Enhancing Interactive Image Retrieval With Query Rewriting Using Large Language Models and Vision Language Models

Image search stands as a pivotal task in multimedia and computer vision, finding applications across diverse domains, ranging from internet search to medical diagnostics. Conventional image search systems operate by accepting textual or visual queries, retrieving the top-relevant candidate results from the database. However, prevalent methods often rely on single-turn procedures, introducing potential inaccuracies and limited recall. These methods also face the challenges, such as vocabulary mismatch and the semantic gap, constraining their overall effectiveness. To address these issues, we propose an interactive image retrieval system capable of refining queries based on user relevance feedback in a multi-turn setting. This system incorporates a vision language model (VLM) based image captioner to enhance the quality of text-based queries, resulting in more informative queries with each iteration. Moreover, we introduce a large language model (LLM) based denoiser to refine text-based query expansions, mitigating inaccuracies in image descriptions generated by captioning models. To evaluate our system, we curate a new dataset by adapting the MSR-VTT video retrieval dataset to the image retrieval task, offering multiple relevant ground truth images for each query. Through comprehensive experiments, we validate the effectiveness of our proposed system against baseline methods, achieving state-of-the-art performance with a notable 10\% improvement in terms of recall. Our contributions encompass the development of an innovative interactive image retrieval system, the integration of an LLM-based denoiser, the curation of a meticulously designed evaluation dataset, and thorough experimental validation.

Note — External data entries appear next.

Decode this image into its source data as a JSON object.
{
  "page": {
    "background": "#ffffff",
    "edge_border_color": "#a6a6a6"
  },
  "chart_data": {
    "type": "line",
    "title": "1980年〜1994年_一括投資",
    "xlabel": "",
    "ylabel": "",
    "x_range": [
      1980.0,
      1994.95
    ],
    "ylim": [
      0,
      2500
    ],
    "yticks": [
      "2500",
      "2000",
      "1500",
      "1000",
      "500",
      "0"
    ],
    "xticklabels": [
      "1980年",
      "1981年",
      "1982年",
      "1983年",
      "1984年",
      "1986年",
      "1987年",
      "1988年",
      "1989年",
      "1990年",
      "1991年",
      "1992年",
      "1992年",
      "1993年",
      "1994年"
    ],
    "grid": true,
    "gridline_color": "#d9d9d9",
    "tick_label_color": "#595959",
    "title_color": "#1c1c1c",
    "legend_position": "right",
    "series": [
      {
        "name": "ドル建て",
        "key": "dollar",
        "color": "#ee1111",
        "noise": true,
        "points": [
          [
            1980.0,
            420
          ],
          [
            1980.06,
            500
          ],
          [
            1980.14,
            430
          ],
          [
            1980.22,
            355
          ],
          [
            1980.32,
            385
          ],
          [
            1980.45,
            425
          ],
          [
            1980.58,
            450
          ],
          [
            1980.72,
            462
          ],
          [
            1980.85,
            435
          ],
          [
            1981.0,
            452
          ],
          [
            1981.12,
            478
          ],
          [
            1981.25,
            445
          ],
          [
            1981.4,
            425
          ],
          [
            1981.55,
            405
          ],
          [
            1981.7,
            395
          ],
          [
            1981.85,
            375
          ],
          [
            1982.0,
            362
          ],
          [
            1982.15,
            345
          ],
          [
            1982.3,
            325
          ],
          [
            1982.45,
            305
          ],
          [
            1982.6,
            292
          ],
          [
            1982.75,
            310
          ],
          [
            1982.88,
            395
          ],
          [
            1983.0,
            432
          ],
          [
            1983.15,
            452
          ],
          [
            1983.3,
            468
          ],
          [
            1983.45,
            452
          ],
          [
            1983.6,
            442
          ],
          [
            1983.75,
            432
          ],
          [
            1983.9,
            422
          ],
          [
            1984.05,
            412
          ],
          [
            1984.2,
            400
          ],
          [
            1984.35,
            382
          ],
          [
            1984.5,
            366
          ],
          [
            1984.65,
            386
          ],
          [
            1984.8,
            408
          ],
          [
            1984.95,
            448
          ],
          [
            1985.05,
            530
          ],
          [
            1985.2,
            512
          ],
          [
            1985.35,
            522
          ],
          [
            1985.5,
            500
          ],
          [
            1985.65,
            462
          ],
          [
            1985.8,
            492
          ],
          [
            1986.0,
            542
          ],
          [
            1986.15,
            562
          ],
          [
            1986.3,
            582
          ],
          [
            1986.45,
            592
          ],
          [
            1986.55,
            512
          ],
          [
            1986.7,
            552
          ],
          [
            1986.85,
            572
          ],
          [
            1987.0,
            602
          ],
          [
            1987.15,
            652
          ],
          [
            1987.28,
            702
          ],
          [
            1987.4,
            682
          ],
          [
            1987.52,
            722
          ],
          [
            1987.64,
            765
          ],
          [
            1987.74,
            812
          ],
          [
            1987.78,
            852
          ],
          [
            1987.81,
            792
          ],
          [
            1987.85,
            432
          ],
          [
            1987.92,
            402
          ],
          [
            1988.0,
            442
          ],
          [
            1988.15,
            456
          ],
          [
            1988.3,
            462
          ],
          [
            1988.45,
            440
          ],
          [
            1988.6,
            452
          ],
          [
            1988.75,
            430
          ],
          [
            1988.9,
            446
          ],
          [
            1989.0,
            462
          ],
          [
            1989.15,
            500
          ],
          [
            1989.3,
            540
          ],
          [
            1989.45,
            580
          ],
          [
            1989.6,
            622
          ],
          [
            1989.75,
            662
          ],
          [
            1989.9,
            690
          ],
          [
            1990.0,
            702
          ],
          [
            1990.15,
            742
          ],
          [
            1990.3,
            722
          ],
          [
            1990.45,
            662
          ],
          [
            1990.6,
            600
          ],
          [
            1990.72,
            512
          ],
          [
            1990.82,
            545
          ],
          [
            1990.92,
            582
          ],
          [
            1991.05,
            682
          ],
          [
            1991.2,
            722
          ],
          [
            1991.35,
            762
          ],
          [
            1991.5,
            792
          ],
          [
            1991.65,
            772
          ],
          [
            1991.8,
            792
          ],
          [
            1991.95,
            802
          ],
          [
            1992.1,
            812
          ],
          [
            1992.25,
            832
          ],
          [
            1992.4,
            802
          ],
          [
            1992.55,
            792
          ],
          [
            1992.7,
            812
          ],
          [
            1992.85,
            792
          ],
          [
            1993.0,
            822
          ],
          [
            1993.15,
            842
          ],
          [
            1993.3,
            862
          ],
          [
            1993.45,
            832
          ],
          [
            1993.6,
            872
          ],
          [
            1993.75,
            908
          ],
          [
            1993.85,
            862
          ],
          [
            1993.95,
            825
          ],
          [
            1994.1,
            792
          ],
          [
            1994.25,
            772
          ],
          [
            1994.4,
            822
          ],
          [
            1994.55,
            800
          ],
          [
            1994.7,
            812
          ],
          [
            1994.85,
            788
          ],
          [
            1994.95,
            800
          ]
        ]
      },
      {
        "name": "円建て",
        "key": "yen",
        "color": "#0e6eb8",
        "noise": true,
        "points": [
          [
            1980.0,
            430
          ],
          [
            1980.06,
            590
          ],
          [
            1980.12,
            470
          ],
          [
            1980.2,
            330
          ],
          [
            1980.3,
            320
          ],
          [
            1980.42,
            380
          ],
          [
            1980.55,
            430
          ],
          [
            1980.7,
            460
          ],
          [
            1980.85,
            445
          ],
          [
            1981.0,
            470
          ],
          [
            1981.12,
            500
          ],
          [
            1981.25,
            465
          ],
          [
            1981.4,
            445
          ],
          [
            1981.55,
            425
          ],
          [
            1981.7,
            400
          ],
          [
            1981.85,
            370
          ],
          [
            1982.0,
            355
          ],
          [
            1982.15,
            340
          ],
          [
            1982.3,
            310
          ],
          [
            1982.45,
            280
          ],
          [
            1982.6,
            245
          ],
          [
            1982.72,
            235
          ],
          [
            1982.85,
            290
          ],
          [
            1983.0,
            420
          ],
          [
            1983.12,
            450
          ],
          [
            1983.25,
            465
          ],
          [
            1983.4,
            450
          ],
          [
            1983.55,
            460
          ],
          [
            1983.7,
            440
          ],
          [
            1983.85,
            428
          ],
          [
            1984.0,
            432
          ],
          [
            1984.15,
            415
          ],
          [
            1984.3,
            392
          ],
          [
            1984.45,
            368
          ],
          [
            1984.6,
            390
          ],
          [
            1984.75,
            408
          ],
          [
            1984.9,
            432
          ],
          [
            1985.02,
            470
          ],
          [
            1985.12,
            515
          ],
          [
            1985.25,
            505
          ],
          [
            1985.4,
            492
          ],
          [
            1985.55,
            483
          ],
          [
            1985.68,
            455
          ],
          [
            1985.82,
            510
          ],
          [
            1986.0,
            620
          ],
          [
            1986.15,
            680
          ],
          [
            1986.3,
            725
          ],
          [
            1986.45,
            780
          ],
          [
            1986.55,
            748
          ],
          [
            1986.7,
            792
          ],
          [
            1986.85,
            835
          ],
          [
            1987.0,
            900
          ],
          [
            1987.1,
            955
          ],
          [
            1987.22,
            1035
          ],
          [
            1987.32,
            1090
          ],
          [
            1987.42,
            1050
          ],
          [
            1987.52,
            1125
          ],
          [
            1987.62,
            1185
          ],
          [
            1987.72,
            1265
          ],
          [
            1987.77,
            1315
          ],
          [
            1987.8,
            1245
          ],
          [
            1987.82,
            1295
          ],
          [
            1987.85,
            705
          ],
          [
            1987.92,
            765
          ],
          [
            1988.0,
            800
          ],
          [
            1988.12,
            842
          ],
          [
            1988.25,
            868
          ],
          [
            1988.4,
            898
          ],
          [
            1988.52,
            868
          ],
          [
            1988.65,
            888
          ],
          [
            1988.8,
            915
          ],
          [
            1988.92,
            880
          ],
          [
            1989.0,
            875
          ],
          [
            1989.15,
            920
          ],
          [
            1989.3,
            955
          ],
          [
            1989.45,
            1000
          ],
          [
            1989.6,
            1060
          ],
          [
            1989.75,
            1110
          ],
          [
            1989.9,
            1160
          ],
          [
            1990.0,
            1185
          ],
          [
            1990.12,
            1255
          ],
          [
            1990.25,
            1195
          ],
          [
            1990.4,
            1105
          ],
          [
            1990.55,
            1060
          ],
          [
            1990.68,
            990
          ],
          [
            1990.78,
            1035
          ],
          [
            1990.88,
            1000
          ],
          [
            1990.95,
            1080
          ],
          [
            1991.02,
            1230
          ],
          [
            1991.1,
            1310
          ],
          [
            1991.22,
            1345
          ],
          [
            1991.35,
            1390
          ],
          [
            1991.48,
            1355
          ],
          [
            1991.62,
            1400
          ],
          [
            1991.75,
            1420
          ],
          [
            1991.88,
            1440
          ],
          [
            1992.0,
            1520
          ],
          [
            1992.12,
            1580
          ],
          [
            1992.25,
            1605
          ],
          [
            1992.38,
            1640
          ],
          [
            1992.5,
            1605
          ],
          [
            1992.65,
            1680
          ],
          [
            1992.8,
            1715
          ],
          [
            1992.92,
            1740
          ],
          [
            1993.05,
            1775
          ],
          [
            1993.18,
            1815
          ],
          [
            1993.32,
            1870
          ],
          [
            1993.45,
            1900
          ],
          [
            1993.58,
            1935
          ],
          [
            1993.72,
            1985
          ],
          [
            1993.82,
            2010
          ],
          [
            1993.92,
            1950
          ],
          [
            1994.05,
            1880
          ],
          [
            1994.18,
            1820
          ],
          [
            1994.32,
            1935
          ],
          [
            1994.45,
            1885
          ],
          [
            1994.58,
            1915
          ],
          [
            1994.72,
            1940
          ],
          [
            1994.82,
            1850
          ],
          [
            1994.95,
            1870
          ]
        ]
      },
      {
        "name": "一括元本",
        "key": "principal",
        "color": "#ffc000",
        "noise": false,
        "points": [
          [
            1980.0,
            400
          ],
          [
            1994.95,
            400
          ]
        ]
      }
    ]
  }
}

翻译：图像搜索是多媒体与计算机视觉领域的一项关键任务，在互联网搜索到医学诊断等多个领域均有应用。传统图像搜索系统通过接收文本或视觉查询，从数据库中检索最相关的前几个候选结果。然而，现有方法多依赖单轮交互流程，这可能导致潜在的不准确性并限制召回率。这些方法还面临词汇不匹配与语义鸿沟等挑战，从而制约了其整体性能。为解决这些问题，我们提出了一种交互式图像检索系统，能够在多轮交互中根据用户的相关性反馈优化查询。该系统集成了基于视觉语言模型（VLM）的图像描述生成器，以提升基于文本的查询质量，使得每次迭代都能产生信息更丰富的查询。此外，我们引入了一种基于大语言模型（LLM）的去噪器，用于优化基于文本的查询扩展，从而减轻描述模型生成的图像描述中的不准确性。为评估我们的系统，我们通过将MSR-VTT视频检索数据集改编为图像检索任务，构建了一个新数据集，为每个查询提供了多个相关的真实图像。通过全面的实验，我们验证了所提系统相较于基线方法的有效性，在召回率上实现了显著的10%提升，达到了最先进的性能。我们的贡献包括：开发了一种创新的交互式图像检索系统、整合了基于LLM的去噪器、精心设计了评估数据集，以及进行了彻底的实验验证。